Electron hitting infinitely hard wall

One of the simplest time dependent quantum systems is the motion of a free particle wave packet. This is covered in many (most?) quantum mechanics text books. I will assume that you have enough gumption to visualize the motion of this packet on your own. The next most complicated case is the motion of a free particle except with an infinite wall at x=0. A time dependent wave function for this case can be obtained from the wave function for the free particle. Suppose y(x,t) is a free particle wave packet (the exact solution of Schrodinger's equation with zero potential). Then psi(x,t)=y(x,t)-y(-x,t) is the free particle wave packet when there is an infinite wall at x=0. Hints for deriving this result are given at the bottom of this page.
In this movie the wave function for an electron at t=0 is proportional to exp{-[(x-100)/10]^2}exp(-ix) which represents a particle localized at 100 a.u. of distance with a velocity of 1 a.u. to negative x. One frame from the movie is given below.

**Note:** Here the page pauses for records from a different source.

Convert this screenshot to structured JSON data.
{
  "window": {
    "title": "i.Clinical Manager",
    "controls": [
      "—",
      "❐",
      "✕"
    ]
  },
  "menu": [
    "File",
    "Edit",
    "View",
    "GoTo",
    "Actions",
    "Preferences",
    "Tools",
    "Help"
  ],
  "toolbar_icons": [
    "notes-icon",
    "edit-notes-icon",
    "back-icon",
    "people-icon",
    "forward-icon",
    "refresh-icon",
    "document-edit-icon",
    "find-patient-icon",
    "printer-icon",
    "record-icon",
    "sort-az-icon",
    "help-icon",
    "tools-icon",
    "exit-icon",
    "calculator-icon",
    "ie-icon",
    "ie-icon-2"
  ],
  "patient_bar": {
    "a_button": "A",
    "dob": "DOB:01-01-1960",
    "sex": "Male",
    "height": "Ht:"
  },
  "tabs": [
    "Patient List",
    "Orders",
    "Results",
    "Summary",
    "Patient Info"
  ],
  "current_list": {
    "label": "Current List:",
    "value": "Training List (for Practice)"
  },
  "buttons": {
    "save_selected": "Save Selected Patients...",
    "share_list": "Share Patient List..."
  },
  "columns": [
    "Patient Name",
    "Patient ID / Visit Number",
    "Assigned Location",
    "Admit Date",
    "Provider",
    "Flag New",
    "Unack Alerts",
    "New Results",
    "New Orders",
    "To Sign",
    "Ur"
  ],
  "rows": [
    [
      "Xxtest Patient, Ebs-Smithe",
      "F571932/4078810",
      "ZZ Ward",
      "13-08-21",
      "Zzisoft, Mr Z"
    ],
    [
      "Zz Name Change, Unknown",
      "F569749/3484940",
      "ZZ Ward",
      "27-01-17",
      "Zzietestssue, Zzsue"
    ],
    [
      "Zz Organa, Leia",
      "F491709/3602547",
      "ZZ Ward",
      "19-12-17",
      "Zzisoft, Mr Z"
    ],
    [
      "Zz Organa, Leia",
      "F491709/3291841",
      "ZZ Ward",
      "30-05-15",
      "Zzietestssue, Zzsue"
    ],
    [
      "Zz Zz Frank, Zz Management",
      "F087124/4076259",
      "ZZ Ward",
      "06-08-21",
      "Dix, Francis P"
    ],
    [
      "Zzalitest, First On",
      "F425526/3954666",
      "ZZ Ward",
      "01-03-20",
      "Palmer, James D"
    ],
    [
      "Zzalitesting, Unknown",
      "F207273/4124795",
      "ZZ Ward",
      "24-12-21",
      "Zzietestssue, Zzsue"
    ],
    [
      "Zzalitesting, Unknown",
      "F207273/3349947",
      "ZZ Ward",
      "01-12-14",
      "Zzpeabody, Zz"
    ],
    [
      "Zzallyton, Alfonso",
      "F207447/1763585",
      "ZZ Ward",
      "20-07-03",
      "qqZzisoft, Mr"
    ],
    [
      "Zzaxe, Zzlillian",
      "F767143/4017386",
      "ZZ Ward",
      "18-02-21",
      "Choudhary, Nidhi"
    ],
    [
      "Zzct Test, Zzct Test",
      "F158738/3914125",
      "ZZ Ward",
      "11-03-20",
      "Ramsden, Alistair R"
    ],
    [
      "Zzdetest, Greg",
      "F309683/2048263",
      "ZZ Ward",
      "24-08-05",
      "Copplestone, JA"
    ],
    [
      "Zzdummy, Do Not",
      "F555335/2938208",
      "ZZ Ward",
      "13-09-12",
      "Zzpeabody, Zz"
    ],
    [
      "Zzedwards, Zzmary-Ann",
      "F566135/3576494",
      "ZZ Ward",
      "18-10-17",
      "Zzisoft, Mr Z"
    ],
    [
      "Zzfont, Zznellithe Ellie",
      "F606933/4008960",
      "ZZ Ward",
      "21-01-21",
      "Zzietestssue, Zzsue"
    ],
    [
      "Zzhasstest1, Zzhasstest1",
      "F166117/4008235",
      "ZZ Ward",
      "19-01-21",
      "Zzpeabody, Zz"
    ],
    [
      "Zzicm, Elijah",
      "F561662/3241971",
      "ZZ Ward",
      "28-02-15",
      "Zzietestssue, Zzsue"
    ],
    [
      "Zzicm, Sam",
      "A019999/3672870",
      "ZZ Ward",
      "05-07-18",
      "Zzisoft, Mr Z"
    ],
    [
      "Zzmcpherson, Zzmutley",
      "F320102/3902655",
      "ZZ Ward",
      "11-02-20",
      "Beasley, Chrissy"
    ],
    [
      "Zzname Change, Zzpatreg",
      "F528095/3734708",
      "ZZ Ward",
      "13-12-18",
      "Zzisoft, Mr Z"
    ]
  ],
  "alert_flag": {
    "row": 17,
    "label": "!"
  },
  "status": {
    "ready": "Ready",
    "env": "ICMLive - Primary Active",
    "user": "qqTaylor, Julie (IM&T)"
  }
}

1.2 Mb MPEG movie of electron hitting infinitely hard wall

As you might be able to guess from the labels, this is a movie of the electron probability density as a function of position. There are a couple of features to notice about how the packet moves. The electron density is a perfectly smooth Gaussian until there is nonzero probability for reaching the wall. Once probability reaches the wall and starts reflecting, an oscillatory structure emerges; this structure can be thought of as the interference between the part of the wave function still travelling to negative x and the part of the wave function that has reflected from the wall and is now travelling to positive x. You should also notice in the movie that the packet immediately starts getting wider and shorter: this effect is from dispersion of the packet because the higher energy components of the packet move faster than the lower energy components. A subtle effect that is difficult to see in this movie is that the oscillitory structure has a shorter wavelength when the packet is just starting to hit the wall than when the packet is almost finished colliding with the wall; this is due to the same dispersion mechanism: the higher energy components (short wave length) reach the wall first and the lower energy components (longer wave length) reach the wall later. Finally, notice that after the collision with the wall is completed the packet is again a perfectly smooth Gaussian. Why?

To show that psi(x,t)=y(x,t)-y(-x,t)  is a solution of the Schrodinger equation with zero potential but an infinite wall at x=0 if y(x,t) is a solution with zero potential: first show that y(-x,t) is a solution of the zero potential Schrodinger equation if y(x,t) is a solution, then show that the combination y(x,t)-y(-x,t) is zero at x=0 for all times, and the rest is left to you.